M. Night Shyamalan

M. Night ShyamalanM. Night Shyamalan is to directors what Kevin Spacey is to actors.  Sure, The Sixth Sense wasn’t terrible, but it did mark the start of Shyamalan’s unsurpassed reign of snake-oil salesmanship.  From Unbreakable to The Village, Shyamalan has perfected the art of “film-as-vanity-project,” imbuing every scene he directs with an unwarranted, almost admirably pure egotism.  By the time I saw Adrian Brody dressed up like a Quaker flapping his arms like a retard, it was pretty clear to me that Shyamalan must be a horrible human being.

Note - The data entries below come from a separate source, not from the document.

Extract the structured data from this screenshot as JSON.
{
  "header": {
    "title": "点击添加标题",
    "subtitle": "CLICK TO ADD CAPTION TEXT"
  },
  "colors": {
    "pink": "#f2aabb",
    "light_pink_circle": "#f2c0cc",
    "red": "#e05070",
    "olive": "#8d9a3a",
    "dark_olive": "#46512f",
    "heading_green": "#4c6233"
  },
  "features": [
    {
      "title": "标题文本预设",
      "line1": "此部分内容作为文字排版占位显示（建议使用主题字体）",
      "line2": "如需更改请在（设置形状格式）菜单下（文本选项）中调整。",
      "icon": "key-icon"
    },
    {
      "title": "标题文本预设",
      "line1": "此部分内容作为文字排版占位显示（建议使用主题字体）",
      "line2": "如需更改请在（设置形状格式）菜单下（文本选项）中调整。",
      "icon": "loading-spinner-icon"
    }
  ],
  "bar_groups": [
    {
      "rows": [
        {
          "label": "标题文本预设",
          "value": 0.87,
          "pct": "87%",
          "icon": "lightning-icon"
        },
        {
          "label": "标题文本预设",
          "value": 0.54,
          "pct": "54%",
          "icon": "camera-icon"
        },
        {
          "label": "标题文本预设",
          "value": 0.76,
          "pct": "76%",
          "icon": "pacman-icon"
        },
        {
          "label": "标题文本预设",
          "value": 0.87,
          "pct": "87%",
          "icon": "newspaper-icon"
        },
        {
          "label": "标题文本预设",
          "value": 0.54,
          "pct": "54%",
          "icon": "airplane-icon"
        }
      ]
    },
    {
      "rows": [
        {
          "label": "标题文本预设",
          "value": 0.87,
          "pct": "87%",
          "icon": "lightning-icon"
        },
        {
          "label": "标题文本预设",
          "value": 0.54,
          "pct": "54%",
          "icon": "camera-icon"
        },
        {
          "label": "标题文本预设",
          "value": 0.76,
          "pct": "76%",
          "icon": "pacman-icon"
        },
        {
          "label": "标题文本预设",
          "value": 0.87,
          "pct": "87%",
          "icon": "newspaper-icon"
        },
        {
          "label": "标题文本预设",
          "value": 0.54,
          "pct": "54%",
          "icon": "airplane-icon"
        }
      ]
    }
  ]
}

Needless to say, I derived a great deal of enjoyment from reading Janet Maslin’s review of Michael Baumberger’s new biography of Shyamalan.  It includes some priceless quotations, such as “Night’s shirt was half open — Tom Jones in his prime,” and “What kind of power could he have over me?,” which I imagine Baumberger delivering with a fist-shake towards the heavens.  And here’s a tasty passage that refers to Paul Giametti (the poor man’s Kevin Spacey, if that’s possible) when “Night” cast him in Lady in the Water:

Night got a call from Paul Giamatti.

‘’Dude, I am so Lady,'’ Giamatti said. This was in March, five months before shooting was supposed to begin, an eon in moviemaking.

‘’Stop it,'’ Night said playfully.

‘’I'm telling ya — I am.'’

Night didn’t need to ask Paul what had taken him so long. The thing was, he was in. And for a moment Night was healed.